What are the rules for a 1031 exchange?
- The relinquished (sold) property and the replacement (new) property must be "like-kind." This requirement has been interpreted to mean almost any kind of investment or business property. You may not exchange a primary residence for an investment property. In fact, a primary residence does not belong in a 1031 exchange unless some portion of it is also business property. You can exchange an office building for vacation rentals or retail property for multi-family housing.
- The investor/taxpayer must not control the proceeds from the relinquished property in the period between the sale and the time that the money is used to purchase the replacement property. A qualified intermediary must handle the funds, and that person may not be you or be related to you or employed by you.
- The investor must formally identify potential replacements (according to precise guidelines) within 45 days of the first property sale and then complete the transaction within 180 days, which is inclusive of the first 45 day period.

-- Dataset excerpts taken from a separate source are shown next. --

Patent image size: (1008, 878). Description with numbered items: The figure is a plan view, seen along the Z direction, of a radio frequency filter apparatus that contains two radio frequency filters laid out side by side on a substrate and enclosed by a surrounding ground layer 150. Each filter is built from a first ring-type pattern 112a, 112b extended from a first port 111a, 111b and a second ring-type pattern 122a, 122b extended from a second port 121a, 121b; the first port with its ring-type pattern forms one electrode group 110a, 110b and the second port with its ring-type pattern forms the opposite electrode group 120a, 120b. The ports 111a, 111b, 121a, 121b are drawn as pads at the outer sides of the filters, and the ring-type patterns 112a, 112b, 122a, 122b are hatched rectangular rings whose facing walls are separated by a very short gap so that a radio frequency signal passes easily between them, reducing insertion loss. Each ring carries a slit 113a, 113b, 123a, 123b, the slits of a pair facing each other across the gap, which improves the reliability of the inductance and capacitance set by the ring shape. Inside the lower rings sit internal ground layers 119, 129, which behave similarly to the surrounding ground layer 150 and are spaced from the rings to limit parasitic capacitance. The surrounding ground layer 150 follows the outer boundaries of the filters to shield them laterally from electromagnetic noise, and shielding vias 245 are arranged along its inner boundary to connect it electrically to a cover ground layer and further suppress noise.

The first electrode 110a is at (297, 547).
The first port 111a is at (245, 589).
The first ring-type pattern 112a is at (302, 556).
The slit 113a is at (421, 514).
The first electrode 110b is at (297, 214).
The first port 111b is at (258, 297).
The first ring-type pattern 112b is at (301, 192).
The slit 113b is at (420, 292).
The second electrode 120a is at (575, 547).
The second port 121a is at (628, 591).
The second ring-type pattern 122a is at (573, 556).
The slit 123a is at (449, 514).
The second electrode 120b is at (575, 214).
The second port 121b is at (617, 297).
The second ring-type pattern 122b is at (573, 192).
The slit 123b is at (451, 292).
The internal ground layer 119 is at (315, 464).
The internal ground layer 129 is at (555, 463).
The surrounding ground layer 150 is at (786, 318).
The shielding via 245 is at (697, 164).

This 180 day period is the maximum time that the funds can be retained in the escrow account that the qualified intermediary has established for the exchange. Suppose the transaction is not completed within this designated time. In that case, the deal will not be qualified, and the taxpayer will pay a capital gains tax on the appreciated value of the sale.
What are the risks of failure?
The common points of failure are in the timeline. Identifying the properties for replacement is guided by a strict 45-day timeline, which starts running when the relinquished property transaction closes. The investor has three options for identifying the replacements:
- Option 1 allows the investor to identify up to three properties as prospective purchases, with no restrictions on their individual or combined market price. Ultimately, if the individual buys a property or properties with a total cost (including costs associated with the transaction and any improvements) that is less than the value of the sold asset, they would have to recognize the capital gain on the difference.
- Option 2 allows consideration of any number of replacement properties, up to a total limit of 200% of the price of the property sold. If the relinquished property is worth $1 million, the seller can identify any number of replacement assets totaling up to $2 million.
- Option 3 allows the taxpayer to specify an unlimited number of properties but requires that they purchase some number of them with a value of at least 95% of their total market price.
These stipulations make the identification process a key element in the success of the exchange. Following the formal identification by the investor to the intermediary, the final selection and completion of the replacement property transaction or transactions needs to be finished by the end of the 180-day period, as specified.